Part of making your relationship a priority while maintaining your autonomy means you are willing to consider the impact your actions may have on your relationship and enter into a dialogue and negotiate ways in which all needs can be honored.

The challenging part here is that negotiation all too often moves into familiar strategies and compromise before you really connect to needs. You find yourself stuck in conflict about the way you think it should be and the way the other person thinks it should be.

It requires emotional security and confidence in your own resilience to let go of habits and preferences and try something new. As you learn to hold your preferences lightly and give more attention to the present moment needs, creativity flows. With creativity you can find new ways to honor needs while supporting individual autonomy and authenticity as well as intimacy and security in the relationship.

To begin to make your relationship a priority while not losing yourself, create the practice of writing down the needs alive for you (using the needs list) before every major dialogue. Look through the needs list and circle the needs you guess might be up for the other person in a given dialogue. Make a request at the beginning of the dialogue to first create a shared understanding about what’s most important, before discussing strategies or decisions. Affirm that you would like to come with ways in which both of you could get your needs met.  

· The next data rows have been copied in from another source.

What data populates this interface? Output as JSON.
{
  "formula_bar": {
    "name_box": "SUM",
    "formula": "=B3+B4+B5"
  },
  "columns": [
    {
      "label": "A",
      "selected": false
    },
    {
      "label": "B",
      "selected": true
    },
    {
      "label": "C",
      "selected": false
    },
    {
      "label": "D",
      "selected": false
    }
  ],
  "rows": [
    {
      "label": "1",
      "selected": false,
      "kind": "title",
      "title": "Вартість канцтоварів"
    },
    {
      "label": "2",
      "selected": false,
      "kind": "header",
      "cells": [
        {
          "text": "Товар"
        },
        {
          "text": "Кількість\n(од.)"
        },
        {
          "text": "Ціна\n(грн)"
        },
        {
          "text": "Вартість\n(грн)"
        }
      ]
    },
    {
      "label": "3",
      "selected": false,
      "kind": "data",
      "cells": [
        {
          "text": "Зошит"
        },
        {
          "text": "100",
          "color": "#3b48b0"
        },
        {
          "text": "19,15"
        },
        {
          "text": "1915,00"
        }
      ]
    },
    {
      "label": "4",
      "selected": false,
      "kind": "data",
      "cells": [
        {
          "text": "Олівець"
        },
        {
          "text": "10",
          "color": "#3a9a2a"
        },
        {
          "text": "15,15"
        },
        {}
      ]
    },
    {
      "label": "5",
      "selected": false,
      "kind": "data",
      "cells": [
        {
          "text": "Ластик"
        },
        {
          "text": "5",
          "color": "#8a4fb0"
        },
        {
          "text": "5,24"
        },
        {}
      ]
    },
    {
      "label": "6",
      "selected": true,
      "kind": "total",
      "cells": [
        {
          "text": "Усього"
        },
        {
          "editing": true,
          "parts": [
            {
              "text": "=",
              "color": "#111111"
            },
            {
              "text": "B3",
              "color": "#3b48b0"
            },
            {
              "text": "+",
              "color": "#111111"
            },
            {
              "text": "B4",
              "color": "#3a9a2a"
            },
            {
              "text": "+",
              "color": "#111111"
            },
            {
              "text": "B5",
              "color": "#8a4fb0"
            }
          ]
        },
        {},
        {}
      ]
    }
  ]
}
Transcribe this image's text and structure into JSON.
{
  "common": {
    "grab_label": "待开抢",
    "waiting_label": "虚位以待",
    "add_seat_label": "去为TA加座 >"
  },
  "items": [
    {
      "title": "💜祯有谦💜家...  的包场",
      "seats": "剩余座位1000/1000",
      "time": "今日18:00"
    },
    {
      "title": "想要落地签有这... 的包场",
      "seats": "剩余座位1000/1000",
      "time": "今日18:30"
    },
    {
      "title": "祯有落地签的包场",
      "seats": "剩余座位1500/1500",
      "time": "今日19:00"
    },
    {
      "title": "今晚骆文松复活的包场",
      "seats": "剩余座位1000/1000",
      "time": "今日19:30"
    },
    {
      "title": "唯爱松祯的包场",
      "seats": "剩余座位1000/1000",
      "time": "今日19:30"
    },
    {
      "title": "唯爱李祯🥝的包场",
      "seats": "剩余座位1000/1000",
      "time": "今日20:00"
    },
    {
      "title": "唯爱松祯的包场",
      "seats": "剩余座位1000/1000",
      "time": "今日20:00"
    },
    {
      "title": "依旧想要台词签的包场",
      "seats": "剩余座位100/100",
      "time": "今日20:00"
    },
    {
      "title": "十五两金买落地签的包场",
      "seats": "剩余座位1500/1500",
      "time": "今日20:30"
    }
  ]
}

When you are ready to begin negotiation of strategies and decisions, it’s easy to slip into tried and true strategies to meet needs and get tense around them. This is the moment where either of you could be tempted to engage in old patterns of demanding, convincing, going along with, giving up, or shutting down. Let yourself be a beginner. Ask for more time, an hour, a day, whatever it takes for creativity to arise in response to connection with both your needs. Bring more curiosity about your own desires and those of your partner. Examine whether or not you have attached a need to a particular time, place, or other strategy. Loosen these fixed views.

In asking yourself to engage this process, you are learning to trust a new way of taking care of yourself and your relationships. It's okay for it to feel scary, awkward, formulaic, or "not normal."  When something “feels normal" it often means you are functioning within a set of habits of thinking, believing, and behaving. While "normal" may be in your comfort zone, it isn’t necessarily what’s most authentic.

Your needs and deepest values are a gift to your relationships. When you are firmly grounded there, you will experience a sense of creative spaciousness in which caring for your relationships is a joyful adventure.

Practice

Take a moment now to revisit a collaborative dialogue with another in which you fully maintained a sense of autonomy while caring for the relationship. What were the key supports that allowed you to do this?